By Michael McKeown, CFA, CPA - Chief Investment Officer
There is a lot going in in the U.S. economy and financial markets. We boiled it down to four charts of interest to us today.
Over the last 15 years, small cap stocks traded at a premium to large caps. This has generally been the case throughout history, as smaller companies can grow earnings faster and thus deserve a premium price-to-earnings ratio. The exception was the tech bubble in the late 90s and early 2000s when the mania gave large caps a huge premium to small caps. The spread for the last 15 years has averaged about 4 points, but today its at zero. Investors do not have to pay a premium to own U.S. small caps for the first time in a long time. Small caps really traded richly from 2014 through most of 2018 and finally look more reasonably priced.
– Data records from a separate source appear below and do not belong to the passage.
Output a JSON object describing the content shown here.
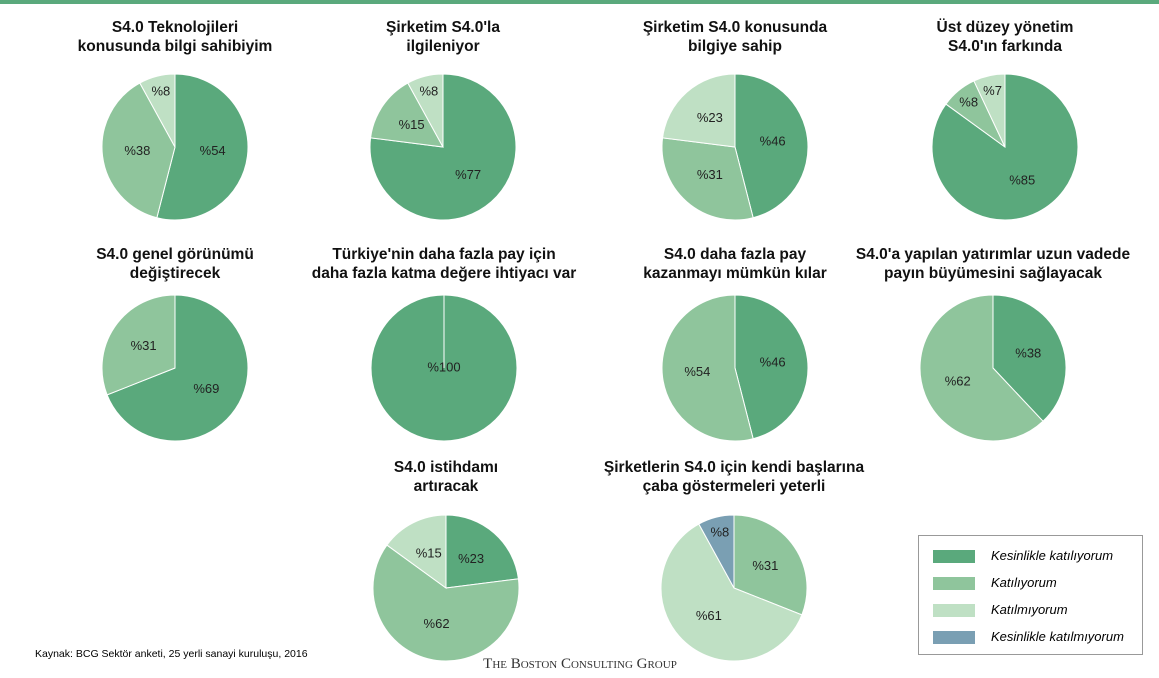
{
  "chart_data": [
    {
      "type": "pie",
      "title": "S4.0 Teknolojileri\nkonusunda bilgi sahibiyim",
      "values": [
        54,
        38,
        8,
        null
      ],
      "value_labels": [
        "%54",
        "%38",
        "%8",
        null
      ]
    },
    {
      "type": "pie",
      "title": "Şirketim S4.0'la\nilgileniyor",
      "values": [
        77,
        15,
        8,
        null
      ],
      "value_labels": [
        "%77",
        "%15",
        "%8",
        null
      ]
    },
    {
      "type": "pie",
      "title": "Şirketim S4.0 konusunda\nbilgiye sahip",
      "values": [
        46,
        31,
        23,
        null
      ],
      "value_labels": [
        "%46",
        "%31",
        "%23",
        null
      ]
    },
    {
      "type": "pie",
      "title": "Üst düzey yönetim\nS4.0'ın farkında",
      "values": [
        85,
        8,
        7,
        null
      ],
      "value_labels": [
        "%85",
        "%8",
        "%7",
        null
      ]
    },
    {
      "type": "pie",
      "title": "S4.0 genel görünümü\ndeğiştirecek",
      "values": [
        69,
        31,
        null,
        null
      ],
      "value_labels": [
        "%69",
        "%31",
        null,
        null
      ]
    },
    {
      "type": "pie",
      "title": "Türkiye'nin daha fazla pay için\ndaha fazla katma değere ihtiyacı var",
      "values": [
        100,
        null,
        null,
        null
      ],
      "value_labels": [
        "%100",
        null,
        null,
        null
      ]
    },
    {
      "type": "pie",
      "title": "S4.0 daha fazla pay\nkazanmayı mümkün kılar",
      "values": [
        46,
        54,
        null,
        null
      ],
      "value_labels": [
        "%46",
        "%54",
        null,
        null
      ]
    },
    {
      "type": "pie",
      "title": "S4.0'a yapılan yatırımlar uzun vadede\npayın büyümesini sağlayacak",
      "values": [
        38,
        62,
        null,
        null
      ],
      "value_labels": [
        "%38",
        "%62",
        null,
        null
      ]
    },
    {
      "type": "pie",
      "title": "S4.0 istihdamı\nartıracak",
      "values": [
        23,
        62,
        15,
        null
      ],
      "value_labels": [
        "%23",
        "%62",
        "%15",
        null
      ]
    },
    {
      "type": "pie",
      "title": "Şirketlerin S4.0 için kendi başlarına\nçaba göstermeleri yeterli",
      "values": [
        null,
        31,
        61,
        8
      ],
      "value_labels": [
        null,
        "%31",
        "%61",
        "%8"
      ]
    }
  ],
  "legend": {
    "labels": [
      "Kesinlikle katılıyorum",
      "Katılıyorum",
      "Katılmıyorum",
      "Kesinlikle katılmıyorum"
    ],
    "colors": [
      "#5aa97c",
      "#8fc59c",
      "#bfe0c4",
      "#7a9fb3"
    ]
  },
  "source": "Kaynak: BCG Sektör anketi, 25 yerli sanayi  kuruluşu, 2016",
  "footer": "The Boston Consulting Group"
}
Here are the top ten import categories for goods into the U.S. Interestingly, automobile related categories make up two of the top ten and 40% of the total value of imports on this list at $550 billion. The list is relevant with the phrase ‘trade war’ sticking around for the last 16 months. It seems to be with us for a secular time frame as a core of this administration’s strategy.
In two of the last four the four months, U.S. payrolls increased by less than 100,000. This is the lowest four-month moving average in job growth in seven years. The 100k to 150k level is a magic level because that’s what economists estimate the U.S. needs just to generate just to keep up with the growing demographic of job seekers. Is this a blip or a sign of a change in trend?
Below we have a seasonal chart of the ten-year treasury yield. It takes the previous years since 2011 and shows the highest level reached on a given day, along with the lowest and average. So far, the fall of the 10-year Treasury yield in 2019 was 70 basis points. The yield went from 2.78% to 2.08%, which hardly anyone expected. The speed and magnitude of the change in yield could mean that we have seen the bulk of the move year-to-date.
The other amazing thing about the above chart is how interest rates over the past 9 years have been in a range of roughly 1.5% to 3.5%. Despite the calls about ‘printing money’ and runaway inflation, these forecasts were simply wrong.